LG, foldable phone with two screens coming in February

During the Mobile World Congress, scheduled to take place in Barcelona in the last week of February, LG will unveil its foldable smartphone. With the trick

LG will present at the Mobile World Congress in Barcelona in February a foldable smartphone. 2019, therefore, confirms itself as the year of the "foldable". To reveal it in Korea is the site Naver, which also adds that LG will not build a phone with a single screen that folds but with two screens side by side.

This will allow the brand to bring to market a foldable smartphone cheaper than the models already seen or expected to be presented in the coming weeks. The FlexPai, anticipated in late 2018 and officially presented during CES 2019, should be priced at around 1,500 euros. Similar figure for the Samsung Galaxy F, equipped with a fully flexible OLED screen, and for the Motorola RAZR, "re-edition" of the best-selling clamshell phone ever that should be presented in February also in Barcelona.

Why 2 screens instead of 1

To make a foldable screen for cell phones the technology of choice is OLED. LG, as well as Samsung, has developed its own OLED screen but, like all OLEDs, it is difficult and expensive to build. Hence the ploy to build a smartphone that is yes foldable, but not OLED. According to rumors, then LG will build a device with two screens of 3.5 inches each, to offer a screen size of 7 inches in total. Two 3.5-inch screens cost the manufacturer more than a single 6.5/7-inch screen, but still less than a truly flexible OLED display. Such a device, in fact, could be sold for less than 800 euros.

Will it be successful?

From a marketing point of view, however, LG will have to face the fact that putting two screens side by side in a single device is nothing new and, moreover, those who have done it in the past have not achieved good sales results at all. Like Sony, with its Tablet P, or Kyocera, with the Echo. Both devices came out in 2011 and at the time the technology didn't allow for miracles. Today LG could present a much better foldable smartphone, with the two screens that almost completely fill the shells and when side by side offer a usability similar to that of a single screen. This foldable smartphone from LG, then, could have motion sensor to allow the user to perform certain operations without touching the screen.

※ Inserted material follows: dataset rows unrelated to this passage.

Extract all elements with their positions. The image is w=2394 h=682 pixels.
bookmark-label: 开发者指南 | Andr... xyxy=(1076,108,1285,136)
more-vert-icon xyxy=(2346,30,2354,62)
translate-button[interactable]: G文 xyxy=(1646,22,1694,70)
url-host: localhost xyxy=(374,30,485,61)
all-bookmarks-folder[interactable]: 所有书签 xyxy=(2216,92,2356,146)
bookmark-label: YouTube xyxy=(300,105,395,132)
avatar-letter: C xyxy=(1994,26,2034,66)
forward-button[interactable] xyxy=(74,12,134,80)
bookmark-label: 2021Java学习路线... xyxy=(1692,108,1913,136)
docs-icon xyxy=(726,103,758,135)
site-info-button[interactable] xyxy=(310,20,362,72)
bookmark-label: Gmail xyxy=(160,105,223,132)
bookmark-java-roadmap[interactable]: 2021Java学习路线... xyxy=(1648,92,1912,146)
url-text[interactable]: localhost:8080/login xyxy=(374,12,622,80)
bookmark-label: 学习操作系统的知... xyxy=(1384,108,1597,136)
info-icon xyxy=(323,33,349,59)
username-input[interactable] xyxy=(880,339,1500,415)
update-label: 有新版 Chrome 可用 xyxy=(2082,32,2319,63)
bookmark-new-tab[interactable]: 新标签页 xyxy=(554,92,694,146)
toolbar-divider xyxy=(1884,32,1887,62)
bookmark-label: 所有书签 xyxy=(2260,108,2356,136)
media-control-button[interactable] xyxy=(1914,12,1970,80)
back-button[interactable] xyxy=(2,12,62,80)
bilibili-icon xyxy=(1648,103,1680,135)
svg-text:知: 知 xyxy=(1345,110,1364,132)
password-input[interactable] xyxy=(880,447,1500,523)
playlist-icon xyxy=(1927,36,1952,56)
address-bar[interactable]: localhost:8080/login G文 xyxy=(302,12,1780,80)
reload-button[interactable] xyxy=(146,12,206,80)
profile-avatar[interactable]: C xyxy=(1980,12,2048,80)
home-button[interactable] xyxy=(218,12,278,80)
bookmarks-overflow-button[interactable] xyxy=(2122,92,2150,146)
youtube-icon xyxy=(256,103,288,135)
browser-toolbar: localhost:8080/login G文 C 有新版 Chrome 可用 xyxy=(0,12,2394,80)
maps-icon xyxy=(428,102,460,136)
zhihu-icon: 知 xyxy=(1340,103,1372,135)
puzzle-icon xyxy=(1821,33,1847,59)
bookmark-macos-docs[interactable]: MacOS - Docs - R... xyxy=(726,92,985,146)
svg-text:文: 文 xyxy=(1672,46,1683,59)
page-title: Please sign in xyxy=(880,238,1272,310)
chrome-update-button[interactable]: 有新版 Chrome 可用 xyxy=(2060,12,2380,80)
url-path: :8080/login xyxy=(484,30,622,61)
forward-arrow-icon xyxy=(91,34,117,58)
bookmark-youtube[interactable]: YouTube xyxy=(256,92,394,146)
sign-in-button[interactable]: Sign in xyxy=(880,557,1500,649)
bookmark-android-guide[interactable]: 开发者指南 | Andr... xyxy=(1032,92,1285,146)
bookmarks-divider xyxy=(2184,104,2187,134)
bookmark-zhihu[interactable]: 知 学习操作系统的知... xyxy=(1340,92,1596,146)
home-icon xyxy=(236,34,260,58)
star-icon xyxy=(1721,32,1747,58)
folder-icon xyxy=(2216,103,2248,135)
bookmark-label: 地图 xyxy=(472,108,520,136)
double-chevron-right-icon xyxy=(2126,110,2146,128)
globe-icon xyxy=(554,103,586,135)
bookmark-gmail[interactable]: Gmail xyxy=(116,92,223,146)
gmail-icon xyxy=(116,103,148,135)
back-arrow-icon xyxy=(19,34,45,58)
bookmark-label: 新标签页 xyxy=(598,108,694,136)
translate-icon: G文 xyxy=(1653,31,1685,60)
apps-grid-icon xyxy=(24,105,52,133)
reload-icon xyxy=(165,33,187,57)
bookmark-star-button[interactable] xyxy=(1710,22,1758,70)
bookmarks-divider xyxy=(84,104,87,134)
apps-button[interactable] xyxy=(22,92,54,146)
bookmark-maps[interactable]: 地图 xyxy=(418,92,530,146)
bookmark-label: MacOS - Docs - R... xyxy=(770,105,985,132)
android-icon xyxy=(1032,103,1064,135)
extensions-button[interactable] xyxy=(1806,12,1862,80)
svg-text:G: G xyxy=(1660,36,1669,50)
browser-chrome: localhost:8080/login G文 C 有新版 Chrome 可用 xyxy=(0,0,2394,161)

But the desirability of such a phone remains doubtful. If it were to be successful and if it were to prove truly comfortable to use, then it would open up for foldable smartphones that market to which in 2011 they could not yet aspire. And if foldable smartphones were to become a profitable niche, then foldable OLED phones might have a better chance of making their way into the hearts (and wallets) of consumers: they would represent the cutting edge of this unique category of devices.